As we get closer to the magic Olympic Games, more and more details about the event are becoming available. .In Sydney, the main Olympics venues are spread over an area stretching from the city centre to Penrith Lakes, approximately 40 kilometres west of the city. Interstate venues are in Adelaide, Brisbane, Canberra and Melbourne.
The Paralympic Games follow from the Olympic Games, from 18 to 29 October 2000, with 10,000 athletes contesting 18 sports at 5 venues. All Paralympic venues are in Sydney area.
· 15 September to 1 October 2000
· 19 days of competition
· 10,200 athletes
· 5,100 team officials
· 15,000 media team representatives
· 28 sports will be contested
· 19 venues fifteen in the Sydney area and 4 interstate
· 5.5 million tickets
· 7 million spectators
· 4 billion TV audience
According to its Olympic Unit manager John Hunter, Telstra’s role at the Games is to produce a uniform network around all the sites.
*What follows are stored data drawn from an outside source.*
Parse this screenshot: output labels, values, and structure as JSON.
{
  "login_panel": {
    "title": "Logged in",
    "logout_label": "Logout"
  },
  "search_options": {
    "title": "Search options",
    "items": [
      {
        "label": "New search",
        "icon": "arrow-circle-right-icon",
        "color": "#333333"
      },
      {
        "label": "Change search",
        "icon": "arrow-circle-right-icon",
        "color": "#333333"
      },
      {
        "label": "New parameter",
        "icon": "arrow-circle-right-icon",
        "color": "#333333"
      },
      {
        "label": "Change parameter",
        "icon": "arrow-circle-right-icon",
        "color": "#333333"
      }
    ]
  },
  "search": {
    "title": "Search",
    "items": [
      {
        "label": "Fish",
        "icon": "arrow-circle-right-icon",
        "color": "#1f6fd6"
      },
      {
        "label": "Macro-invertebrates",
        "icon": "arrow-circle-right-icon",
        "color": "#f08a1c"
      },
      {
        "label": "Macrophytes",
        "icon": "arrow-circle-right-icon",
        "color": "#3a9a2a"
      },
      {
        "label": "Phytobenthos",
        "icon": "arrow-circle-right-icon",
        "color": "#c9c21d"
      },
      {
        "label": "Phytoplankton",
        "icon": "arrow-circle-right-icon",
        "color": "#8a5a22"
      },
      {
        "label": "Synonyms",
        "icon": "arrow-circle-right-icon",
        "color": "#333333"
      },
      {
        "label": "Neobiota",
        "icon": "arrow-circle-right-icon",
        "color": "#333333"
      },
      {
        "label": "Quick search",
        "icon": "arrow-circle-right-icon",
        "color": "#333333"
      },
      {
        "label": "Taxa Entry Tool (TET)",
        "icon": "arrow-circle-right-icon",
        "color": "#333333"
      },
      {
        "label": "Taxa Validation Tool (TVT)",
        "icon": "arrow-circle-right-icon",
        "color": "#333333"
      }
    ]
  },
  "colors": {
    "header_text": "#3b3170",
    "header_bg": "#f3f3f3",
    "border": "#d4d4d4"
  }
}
The main delivery network is video for broadcasters and audio and data for radio and the press.
However security, police, ambulance and official and volunteer services will all need communications, and with all these units and the various cooperating bodies, Telstra will be in the middle of a very complex organisation.
Although Telstra provides the communications network services, terminals such as telephones, modems, mobile handsets and so forth are being supplied by other companies and some of these suppliers are yet to come on board.
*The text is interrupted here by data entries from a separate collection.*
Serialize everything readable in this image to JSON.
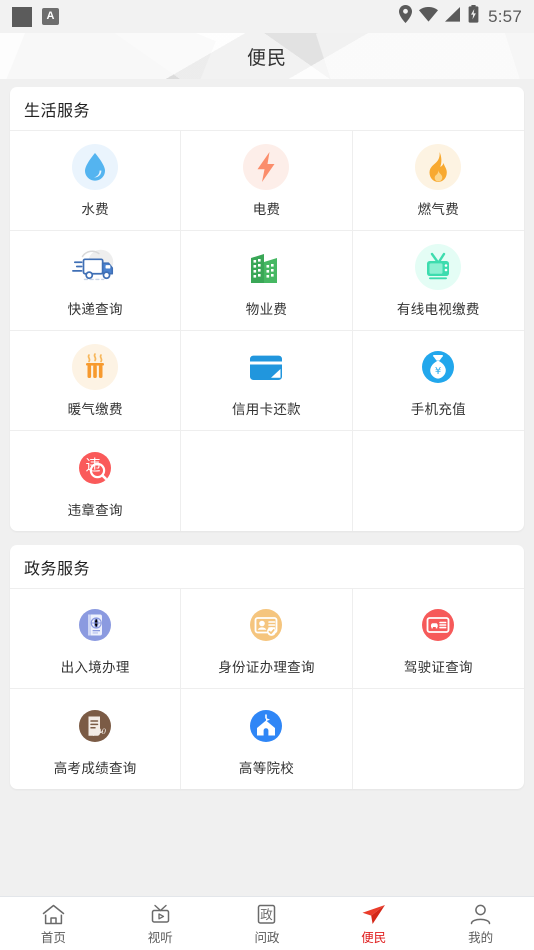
{
  "statusbar": {
    "app_badge": "A",
    "time": "5:57",
    "icons": [
      "location-pin-icon",
      "wifi-icon",
      "signal-icon",
      "battery-charging-icon"
    ]
  },
  "header": {
    "title": "便民"
  },
  "colors": {
    "page_bg": "#f0f0f0",
    "card_bg": "#ffffff",
    "accent_active": "#e02020",
    "water_blue": "#54b4f0",
    "power_orange": "#fb8d6b",
    "gas_orange": "#f8a930",
    "express_blue": "#3f6fb5",
    "property_green": "#3aa757",
    "tv_mint": "#3ddcae",
    "heat_orange": "#f79a2e",
    "card_blue": "#2196dd",
    "recharge_blue": "#22a7ec",
    "violation_red": "#fa5a5a",
    "passport_purple": "#8b9ae0",
    "idcard_tan": "#f5c57e",
    "license_red": "#f65a5a",
    "gaokao_brown": "#7b5b45",
    "college_blue": "#2f86f6"
  },
  "sections": [
    {
      "title": "生活服务",
      "items": [
        {
          "label": "水费",
          "icon": "water-drop-icon"
        },
        {
          "label": "电费",
          "icon": "lightning-bolt-icon"
        },
        {
          "label": "燃气费",
          "icon": "flame-icon"
        },
        {
          "label": "快递查询",
          "icon": "delivery-truck-icon"
        },
        {
          "label": "物业费",
          "icon": "buildings-icon"
        },
        {
          "label": "有线电视缴费",
          "icon": "television-icon"
        },
        {
          "label": "暖气缴费",
          "icon": "radiator-icon"
        },
        {
          "label": "信用卡还款",
          "icon": "credit-card-icon"
        },
        {
          "label": "手机充值",
          "icon": "money-bag-icon"
        },
        {
          "label": "违章查询",
          "icon": "traffic-violation-icon"
        },
        {
          "label": "",
          "icon": ""
        },
        {
          "label": "",
          "icon": ""
        }
      ]
    },
    {
      "title": "政务服务",
      "items": [
        {
          "label": "出入境办理",
          "icon": "passport-icon"
        },
        {
          "label": "身份证办理查询",
          "icon": "id-card-icon"
        },
        {
          "label": "驾驶证查询",
          "icon": "drivers-license-icon"
        },
        {
          "label": "高考成绩查询",
          "icon": "exam-paper-icon"
        },
        {
          "label": "高等院校",
          "icon": "university-icon"
        },
        {
          "label": "",
          "icon": ""
        }
      ]
    }
  ],
  "tabbar": {
    "tabs": [
      {
        "label": "首页",
        "icon": "home-icon",
        "active": false
      },
      {
        "label": "视听",
        "icon": "tv-play-icon",
        "active": false
      },
      {
        "label": "问政",
        "icon": "government-box-icon",
        "active": false
      },
      {
        "label": "便民",
        "icon": "paper-plane-icon",
        "active": true
      },
      {
        "label": "我的",
        "icon": "person-icon",
        "active": false
      }
    ]
  }
}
The network (apart from Homebush Bay) is not separate, but part of the main Sydney network and integrated with the National network. Telstra is building enough capacity in Sydney, particularly around Homebush, Darling Harbour and other main sites to cater for the traffic peaks we can expect in the Games period.
The worst time for traffic density is expected to be the two or three days before the Games begin. Also, as the media arrive and make test calls etc. at the International Broadcasting Centre (IBC) and the MPC (Main Press Centre) high rates are expected.
Number of Telstra services
Video links to IBC – 280
Cable TV channels – 60
Audio – 3,200
Data (2 Mb/S) – 250
Telephony – 25,000
Mobile-cellular – 15,000
Mobile-trunk – 12,000
International video – 120
International audio – 450
International data – 34Mb/s
There will be no PABXs at Homebush Bay but the Centrex technology will be used, together with a cableless type technology and optical fibre cable links with venues. This will avoid a tremendous amount of cabling, which would then become redundant after the 19 days of the Games.
An IBC will be established with 280 video links. That is ten times more than Telstra would be supplying throughout Australia at any one time. This is only half those used at Atlanta, but the difference is due to our much smaller population.
There will be 120 international video links leaving Australia, mainly on submarine cable with satellite backup. However there will be many more pictures feeding countries with many different languages.
Locally, plain old telephone services may reach 30,000 and Telstra is allowing for 1500 cellular phones excluding those brought in by spectators. Some of these will be working under roaming agreements from abroad.
Spectators’ mobile phones are expected to approach 300,000 in number. This density will be a problem, especially if a large proportion want to use their cell phones at the same time. To cater for this, many antennae are being installed some under seats in stadia and some under ground. Cell radii will be about 30 metres to improve chances of successful operation.